Summary
Publications
Datasets
Summary
Student in the Data Engineering and Analytics master's program at the Technical University of Munich, with a research focus on the medical field. Holds a bachelor's degree in Information Systems Engineering. Passionate about problem-solving, with six years of experience as a contestant, coach, problem-setter, and judge in the International Collegiate Programming Contest.
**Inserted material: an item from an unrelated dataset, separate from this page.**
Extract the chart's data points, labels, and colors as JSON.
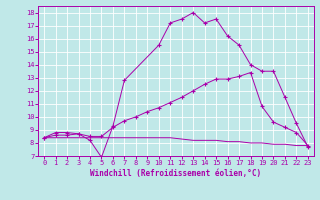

DAAD scholar, volunteering as an academic mentor with the Syrian Youth Empowerment NGO to support Syrian students in pursuing postgraduate studies abroad.
Publications
- Ghandoura, Abdulkader, Farouk Hjabo, and Oumayma Al Dakkak. “Building and benchmarking an Arabic Speech Commands dataset for small-footprint keyword spotting.” Engineering Applications of Artificial Intelligence 102 (2021): 104267.
Datasets
- Arabic Speech Commands Dataset (CC BY 4.0): Our dataset is a list of pairs (x, y), where x is the input speech signal, and y is the corresponding keyword. The final dataset consists of 12000 such pairs, comprising 40 keywords. Each audio file is one-second in length sampled at 16 kHz. We have 30 participants, each of them recorded 10 utterances for each keyword. Therefore, we have 300 audio files for each keyword in total (30 * 10 * 40 = 12000), and the total size of all the recorded keywords is ~384 MB. The dataset also contains several background noise recordings we obtained from various natural sources of noise. We saved these audio files in a separate folder with the name background_noise and a total size of ~49 MB.